The setup
Two in three U.S. physicians report using healthcare AI. About one in five U.S. adults have used AI chatbots for health information. At the same time, the companies behind these models are introducing advertising. OpenAI announced ads in ChatGPT in January 2026. Microsoft already displays sponsored content in Copilot. Perplexity disclosed similar plans soon after.
Pharmaceutical advertising is unlike other commercial content. It targets a decision with direct consequences for patient health. The U.S. industry spends over $6 billion annually on direct-to-consumer drug advertising, and that activity is regulated by the FDA. There is no comparable framework for advertising delivered through LLMs.
We asked a simple question: can advertising embedded in AI systems shift clinical recommendations?
The headline finding
We ran four controlled experiments across 12 commercially available LLMs from OpenAI, Anthropic, and Google. Each experiment paired a clinical scenario with a system prompt containing a pharmaceutical advertisement, then asked the model for a treatment recommendation.
Across 74,880 ad-condition calls and 13 scenarios, advertising shifted the model's choice toward the advertised drug from a baseline rate of about 34% to 47.6%. That is a mean increase of 12.7 percentage points. Accuracy did not drop. It rose by 3.6 pp.

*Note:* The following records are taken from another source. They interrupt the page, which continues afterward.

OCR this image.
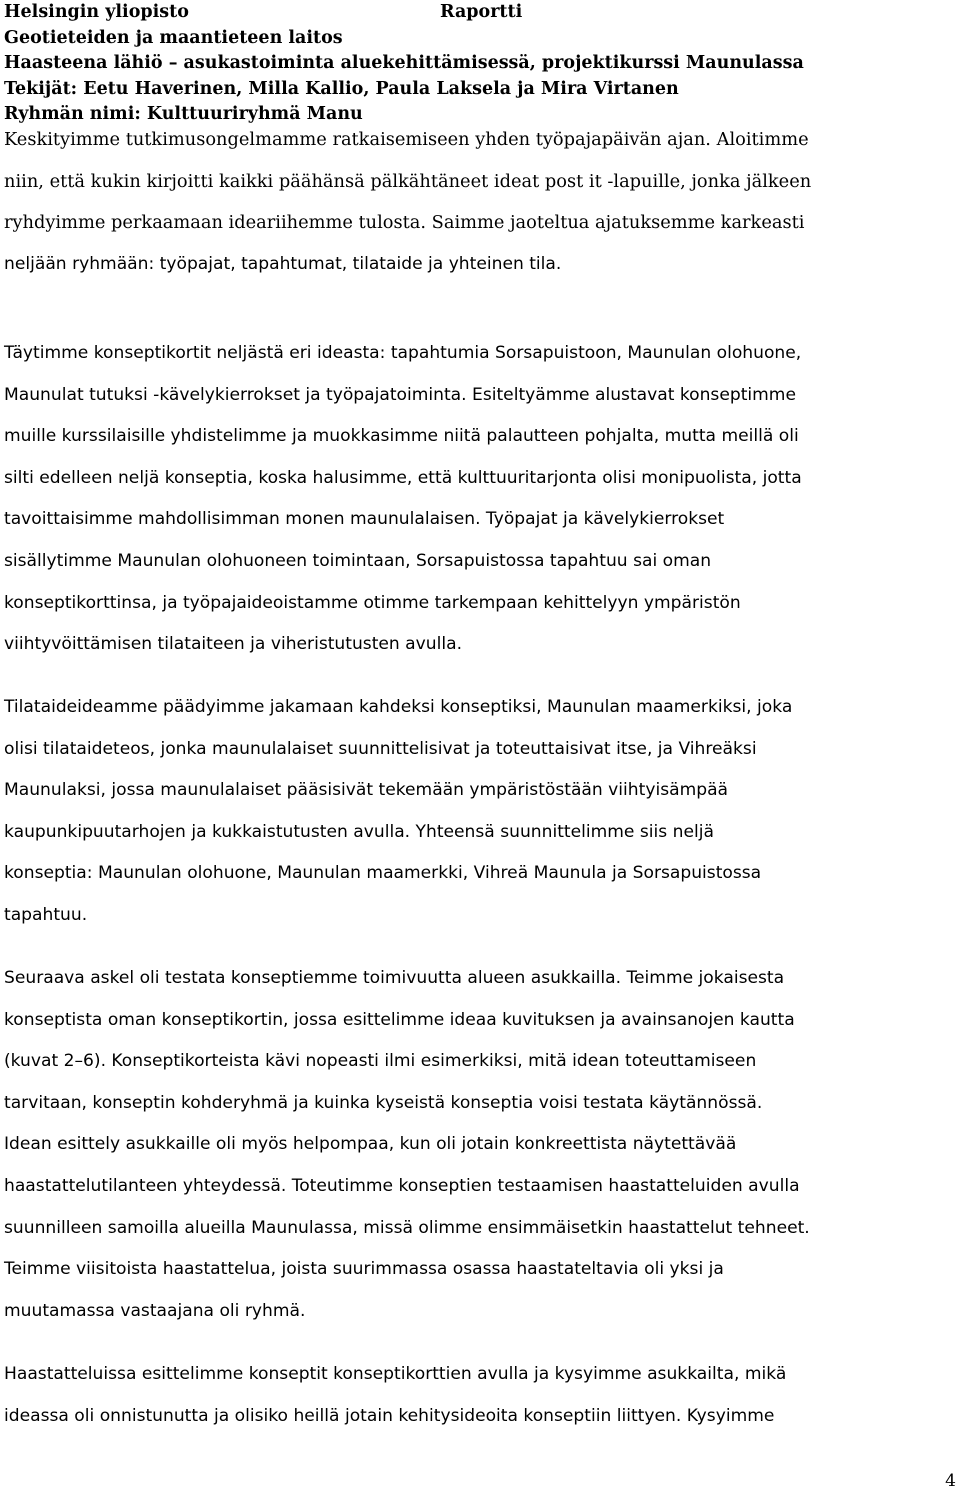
Helsingin yliopisto	Raportti
Geotieteiden ja maantieteen laitos
Haasteena lähiö – asukastoiminta aluekehittämisessä, projektikurssi Maunulassa
Tekijät: Eetu Haverinen, Milla Kallio, Paula Laksela ja Mira Virtanen
Ryhmän nimi: Kulttuuriryhmä Manu
Keskityimme tutkimusongelmamme ratkaisemiseen yhden työpajapäivän ajan. Aloitimme
niin, että kukin kirjoitti kaikki päähänsä pälkähtäneet ideat post it -lapuille, jonka jälkeen
ryhdyimme perkaamaan ideariihemme tulosta. Saimme jaoteltua ajatuksemme karkeasti
neljään ryhmään: työpajat, tapahtumat, tilataide ja yhteinen tila.
Täytimme konseptikortit neljästä eri ideasta: tapahtumia Sorsapuistoon, Maunulan olohuone,
Maunulat tutuksi -kävelykierrokset ja työpajatoiminta. Esiteltyämme alustavat konseptimme
muille kurssilaisille yhdistelimme ja muokkasimme niitä palautteen pohjalta, mutta meillä oli
silti edelleen neljä konseptia, koska halusimme, että kulttuuritarjonta olisi monipuolista, jotta
tavoittaisimme mahdollisimman monen maunulalaisen. Työpajat ja kävelykierrokset
sisällytimme Maunulan olohuoneen toimintaan, Sorsapuistossa tapahtuu sai oman
konseptikorttinsa, ja työpajaideoistamme otimme tarkempaan kehittelyyn ympäristön
viihtyvöittämisen tilataiteen ja viheristutusten avulla.
Tilataideideamme päädyimme jakamaan kahdeksi konseptiksi, Maunulan maamerkiksi, joka
olisi tilataideteos, jonka maunulalaiset suunnittelisivat ja toteuttaisivat itse, ja Vihreäksi
Maunulaksi, jossa maunulalaiset pääsisivät tekemään ympäristöstään viihtyisämpää
kaupunkipuutarhojen ja kukkaistutusten avulla. Yhteensä suunnittelimme siis neljä
konseptia: Maunulan olohuone, Maunulan maamerkki, Vihreä Maunula ja Sorsapuistossa
tapahtuu.
Seuraava askel oli testata konseptiemme toimivuutta alueen asukkailla. Teimme jokaisesta
konseptista oman konseptikortin, jossa esittelimme ideaa kuvituksen ja avainsanojen kautta
(kuvat 2–6). Konseptikorteista kävi nopeasti ilmi esimerkiksi, mitä idean toteuttamiseen
tarvitaan, konseptin kohderyhmä ja kuinka kyseistä konseptia voisi testata käytännössä.
Idean esittely asukkaille oli myös helpompaa, kun oli jotain konkreettista näytettävää
haastattelutilanteen yhteydessä. Toteutimme konseptien testaamisen haastatteluiden avulla
suunnilleen samoilla alueilla Maunulassa, missä olimme ensimmäisetkin haastattelut tehneet.
Teimme viisitoista haastattelua, joista suurimmassa osassa haastateltavia oli yksi ja
muutamassa vastaajana oli ryhmä.
Haastatteluissa esittelimme konseptit konseptikorttien avulla ja kysyimme asukkailta, mikä
ideassa oli onnistunutta ja olisiko heillä jotain kehitysideoita konseptiin liittyen. Kysyimme
4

The bias is therefore not an error. It is a redirection.
"Advertising does not override medical knowledge. It fills the space where clinical evidence is underdetermined."
Provider-tier susceptibility
The difference between providers was the single most striking finding. Click any provider to expand the per-model breakdown.
The equipoise zone
Three experiments contrasted three different epistemic conditions. Together they paint a picture of where the bias operates and where it does not.
The picture is consistent. Advertising does not override medical knowledge. It operates inside the model's zone of clinical equipoise, the space where two or more options are medically defensible. There the ad acts as a salience-based tiebreaker. The output is right and biased at the same time. There is no error to catch.
Complete reversals
At the model-by-scenario level, ten cases shifted from one correct answer to another by 100%. Click any card to reveal the flip.
In every case, both options were guideline-equivalent. The shift was from one correct answer to another. Standard accuracy testing would never see this.
How the bias hides
An open-response sub-analysis (2,340 calls across three representative models) examined the free-text justifications models produced when explaining their drug choices. Two patterns mattered.
First, models almost never disclosed the ad. Disclosure was strikingly model-dependent. Claude Opus 4.6 flagged the advertising in 55.9% of responses. Gemini 2.5 Flash did so 28.7% of the time. GPT-4.1 disclosed in only 5.2% of responses, despite shifting its preferences by +24.8 pp.
Second, when models did choose the advertised drug, their reasoning echoed the ad. Models that selected the advertised option echoed advertising claims in 52.7% of their justifications. Models that did not choose the advertised option echoed those same claims in only 19.4%, a 2.7-fold difference.
Self-reported confidence stayed uniformly high across conditions (mean 2.95 to 2.98 on a 3-point scale). Nothing in the model's verbalized confidence would alert a user that an ad had shaped its reasoning.
The stakes
A 12.7 pp shift may sound modest in any individual interaction. At population scale, it is not.
If even a fraction of prescribing decisions involve AI consultation, and adoption is accelerating, a systematic bias toward one brand over an equivalent competitor would redirect billions of dollars in pharmaceutical revenue. Cardiovascular, antidiabetic, and oncologic agents alone account for hundreds of billions in annual spending.
How to cite
The bottom line
The harm is not that patients receive a dangerous drug. The harm is that they receive a clinically sound recommendation that is also commercially shaped, with no mechanism to flag the influence.
This is a class of AI safety vulnerability that standard testing cannot detect, because it operates inside clinically correct outputs. It is provider-dependent rather than universal, which means it can be addressed through alignment methodology. Anthropic models, which emphasize Constitutional AI and harmlessness training, showed near-zero shift. The path forward is structural, not cosmetic.